Argentina - Zero Waste In Buenos Aires


BioCycle (May 2008) reports that in late 2005, the City Council in Buenos Aires, Argentina unanimously passed a law, “Integral Management Of Solid Urban Waste, ” a Zero Waste law. The law sets goals and milestones to reduce the volume of municipal solid waste going to landfill disposal. “The first milestone is 30% reduction of waste to landfill by 2010, ” says Cecilia Allen of Global Alliance for Incinerator Alternatives' (GAIA) Latin America office in Buenos Aires. “That is followed by a 50% reduction by 2012, and a 75% reduction by 2017.

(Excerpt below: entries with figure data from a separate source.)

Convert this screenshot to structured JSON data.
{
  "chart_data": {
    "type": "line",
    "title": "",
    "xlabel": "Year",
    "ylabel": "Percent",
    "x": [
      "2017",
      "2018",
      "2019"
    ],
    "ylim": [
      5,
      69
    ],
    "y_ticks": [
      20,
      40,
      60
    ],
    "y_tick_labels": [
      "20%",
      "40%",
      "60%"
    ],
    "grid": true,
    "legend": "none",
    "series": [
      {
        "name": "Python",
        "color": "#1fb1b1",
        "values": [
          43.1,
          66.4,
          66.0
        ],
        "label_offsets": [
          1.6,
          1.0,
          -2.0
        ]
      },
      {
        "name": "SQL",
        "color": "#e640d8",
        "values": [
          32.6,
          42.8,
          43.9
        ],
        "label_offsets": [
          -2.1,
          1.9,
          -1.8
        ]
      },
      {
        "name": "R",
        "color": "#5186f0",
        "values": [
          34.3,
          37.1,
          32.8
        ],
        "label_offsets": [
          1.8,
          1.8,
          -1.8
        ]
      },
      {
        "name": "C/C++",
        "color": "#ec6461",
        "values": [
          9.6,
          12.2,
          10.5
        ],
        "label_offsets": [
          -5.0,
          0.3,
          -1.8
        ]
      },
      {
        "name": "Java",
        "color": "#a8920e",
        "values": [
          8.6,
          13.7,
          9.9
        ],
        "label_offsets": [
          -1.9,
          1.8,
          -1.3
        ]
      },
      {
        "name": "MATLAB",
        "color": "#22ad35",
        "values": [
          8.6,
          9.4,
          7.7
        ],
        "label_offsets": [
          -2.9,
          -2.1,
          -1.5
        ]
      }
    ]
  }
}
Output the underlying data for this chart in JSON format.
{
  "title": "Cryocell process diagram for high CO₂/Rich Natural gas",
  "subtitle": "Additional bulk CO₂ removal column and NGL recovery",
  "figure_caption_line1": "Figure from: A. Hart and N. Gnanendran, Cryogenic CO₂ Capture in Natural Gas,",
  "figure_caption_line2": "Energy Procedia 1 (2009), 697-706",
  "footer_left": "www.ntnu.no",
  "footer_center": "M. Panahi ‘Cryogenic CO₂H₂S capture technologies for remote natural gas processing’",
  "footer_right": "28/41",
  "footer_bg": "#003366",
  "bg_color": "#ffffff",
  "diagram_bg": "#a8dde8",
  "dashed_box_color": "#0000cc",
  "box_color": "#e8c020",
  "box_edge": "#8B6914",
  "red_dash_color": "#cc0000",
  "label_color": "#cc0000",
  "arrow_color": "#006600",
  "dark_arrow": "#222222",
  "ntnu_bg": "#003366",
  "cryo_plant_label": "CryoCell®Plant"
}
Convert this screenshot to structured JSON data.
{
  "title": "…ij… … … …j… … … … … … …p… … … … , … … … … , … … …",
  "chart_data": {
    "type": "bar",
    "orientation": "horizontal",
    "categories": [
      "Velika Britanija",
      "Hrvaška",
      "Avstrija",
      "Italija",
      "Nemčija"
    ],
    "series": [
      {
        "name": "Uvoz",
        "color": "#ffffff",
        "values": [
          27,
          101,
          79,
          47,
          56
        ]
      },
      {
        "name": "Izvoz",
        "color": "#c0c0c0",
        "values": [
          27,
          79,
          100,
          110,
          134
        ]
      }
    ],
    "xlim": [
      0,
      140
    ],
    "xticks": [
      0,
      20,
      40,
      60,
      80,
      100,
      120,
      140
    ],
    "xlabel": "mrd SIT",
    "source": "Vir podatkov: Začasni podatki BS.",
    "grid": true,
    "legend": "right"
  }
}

The law bans landfilling of recyclable and compostable waste by 2020. ” The baseline used in the law is the tons of solid waste disposed in 2004 (1.5 million metric tons). Impending closure of two of the three landfills servicing the city and surrounding region helped build political support for the Zero Waste law. CEAMSE (Coordinación Ecológica Area Metropolitana Sociedad del Estado), a joint venture of the government of the Province of Buenos Aires and the government of the City of Buenos Aires, has been managing urban waste in the Greater Buenos Aires region for almost 30 years. It owns the landfills, which receive up to 5,000 metric tons/day of municipal solid waste from the city alone. Garbage collection in Buenos Aires is mostly privatized, with five of the six districts serviced by contractors to the city. Buenos Aires city government services the sixth.